Anecdotal Reports on Beet Greens and Laxative Effects

In the absence of controlled studies on beet greens and laxation, anecdotal reports can provide some insight:

  • Many people note somewhat loose, more frequent stools after eating beet greens, particularly in large amounts.
  • Sudden high intakes seem more likely to cause urgent bowel movements or diarrhea.
  • Those with digestive issues like IBS seem most prone to laxative effects.
  • Cooking beet greens appears to reduce stool-loosening effects compared to eating them raw.
  • Not everyone experiences a laxative effect, suggesting individual tolerance varies.

Overall, many people report some laxative potential with beet greens, but experiences are mixed. More research is needed on optimal dosing to harness any stool-loosening benefits.

Other Potential Uses for Beet Greens

In addition to possible laxative properties, some research suggests beet greens may offer other health benefits:

Potential Benefit Contributing Nutrients
Lower blood pressure Nitrates, magnesium
Reduce inflammation Vitamin K, antioxidants
Support detoxification Phytochemicals, B vitamins
Improve circulation Nitrates, iron

The nutrients and plant compounds in beet greens, including nitrates, antioxidants, and vitamin K, may help prevent and treat certain chronic diseases. More human research is needed, but animal and cell studies show promising results so far.

How to Eat Beet Greens

Beet greens can be prepared and enjoyed in many of the same ways as other leafy greens like spinach and chard:

  • Raw: Add to salads, smoothies, cold soups like gazpacho, raw veggie slaws, etc.
  • Sauteed: Quickly cook with olive oil and garlic. Sprinkle with lemon juice.
  • Steamed: Steam for 3-5 minutes until wilted. Toss with olive oil, salt, and pepper.
  • Roasted: Roast at 400°F for 15-20 minutes with olive oil and spices.
  • Baked: Add to casseroles, tarts, frittatas, and other baked dishes.

Cooking helps mellow the strong, earthy flavor. But for maximum nutrition, enjoy beet greens raw or lightly cooked whenever possible.

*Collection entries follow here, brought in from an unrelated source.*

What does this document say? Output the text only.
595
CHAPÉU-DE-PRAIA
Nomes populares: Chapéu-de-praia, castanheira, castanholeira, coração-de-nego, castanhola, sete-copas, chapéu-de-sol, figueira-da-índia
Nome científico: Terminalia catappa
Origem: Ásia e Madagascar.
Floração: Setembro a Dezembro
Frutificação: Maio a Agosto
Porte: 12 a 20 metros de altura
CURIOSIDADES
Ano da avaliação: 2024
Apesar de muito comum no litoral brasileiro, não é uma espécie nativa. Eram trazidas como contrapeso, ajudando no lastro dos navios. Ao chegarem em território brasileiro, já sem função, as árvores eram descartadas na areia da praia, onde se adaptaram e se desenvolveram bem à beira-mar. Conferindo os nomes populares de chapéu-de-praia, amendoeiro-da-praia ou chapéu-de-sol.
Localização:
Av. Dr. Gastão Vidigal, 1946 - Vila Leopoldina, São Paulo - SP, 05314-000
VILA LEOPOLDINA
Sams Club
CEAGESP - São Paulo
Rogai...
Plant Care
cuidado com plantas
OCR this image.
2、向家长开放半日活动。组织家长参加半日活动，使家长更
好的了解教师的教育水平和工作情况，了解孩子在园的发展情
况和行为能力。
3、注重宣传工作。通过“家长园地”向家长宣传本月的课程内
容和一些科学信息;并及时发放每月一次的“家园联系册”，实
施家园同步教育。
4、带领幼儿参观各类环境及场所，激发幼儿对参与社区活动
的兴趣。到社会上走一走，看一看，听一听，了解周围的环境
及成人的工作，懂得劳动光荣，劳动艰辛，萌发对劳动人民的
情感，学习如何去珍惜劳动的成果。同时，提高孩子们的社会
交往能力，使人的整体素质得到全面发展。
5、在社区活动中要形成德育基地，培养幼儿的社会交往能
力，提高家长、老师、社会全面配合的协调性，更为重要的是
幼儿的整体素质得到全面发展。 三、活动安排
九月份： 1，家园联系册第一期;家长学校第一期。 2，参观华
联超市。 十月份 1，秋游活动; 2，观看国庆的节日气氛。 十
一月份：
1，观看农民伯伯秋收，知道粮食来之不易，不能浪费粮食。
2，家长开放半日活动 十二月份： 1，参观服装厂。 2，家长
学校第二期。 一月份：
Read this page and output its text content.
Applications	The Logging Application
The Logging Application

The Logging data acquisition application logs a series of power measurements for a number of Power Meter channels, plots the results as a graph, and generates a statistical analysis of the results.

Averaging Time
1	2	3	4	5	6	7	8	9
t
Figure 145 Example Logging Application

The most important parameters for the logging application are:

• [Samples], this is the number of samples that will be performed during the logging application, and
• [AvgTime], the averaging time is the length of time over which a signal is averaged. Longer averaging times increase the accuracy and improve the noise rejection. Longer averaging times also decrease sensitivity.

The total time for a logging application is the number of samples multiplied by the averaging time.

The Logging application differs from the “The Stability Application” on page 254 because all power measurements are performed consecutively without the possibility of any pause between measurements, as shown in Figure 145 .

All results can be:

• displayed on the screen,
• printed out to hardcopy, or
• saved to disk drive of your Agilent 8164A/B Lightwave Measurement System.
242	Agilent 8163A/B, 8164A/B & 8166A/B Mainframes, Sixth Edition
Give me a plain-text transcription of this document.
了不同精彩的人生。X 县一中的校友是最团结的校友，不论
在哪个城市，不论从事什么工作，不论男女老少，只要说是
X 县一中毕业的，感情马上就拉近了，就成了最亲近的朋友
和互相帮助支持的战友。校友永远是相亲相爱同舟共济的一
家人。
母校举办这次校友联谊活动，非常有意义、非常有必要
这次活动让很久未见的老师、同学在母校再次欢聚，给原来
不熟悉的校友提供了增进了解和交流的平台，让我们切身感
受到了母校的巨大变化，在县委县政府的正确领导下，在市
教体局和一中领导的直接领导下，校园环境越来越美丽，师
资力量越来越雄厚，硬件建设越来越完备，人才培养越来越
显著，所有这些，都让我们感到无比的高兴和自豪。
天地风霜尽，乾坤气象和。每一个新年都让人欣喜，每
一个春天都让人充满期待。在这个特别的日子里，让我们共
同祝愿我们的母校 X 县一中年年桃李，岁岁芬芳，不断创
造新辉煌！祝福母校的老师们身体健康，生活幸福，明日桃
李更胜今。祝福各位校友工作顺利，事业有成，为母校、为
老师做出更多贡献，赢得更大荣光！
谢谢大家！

Precautions with Beet Greens

Beet greens are very safe for most people, but some precautions apply:

  • Introduce beet greens slowly to assess individual tolerance and laxative response.
  • Excess oxalates may pose issues for those prone to kidney stones.
  • The nitrates may interact with certain medications like blood pressure and ED drugs.
  • If you take blood thinners, speak to a healthcare provider before eating beet greens regularly.

Additionally, rinse beet greens well and cook thoroughly to avoid foodborne illness from contaminated produce.


Beet greens nutrition and anecdotal reports suggest they may offer mild laxative effects for some people. Their fiber, potassium, and oxalic acid content may help get things moving by drawing more water into the intestines and promoting contractions. However, human studies are lacking, so the strength of these effects is uncertain.

When introduced in moderation, beet greens may help relieve constipation. But sudden large intakes could result in loose stools or diarrhea, especially for people with digestive sensitivities. Overall, beet greens are very healthy and provide a highly nutrient-dense way to get more greens into your diet.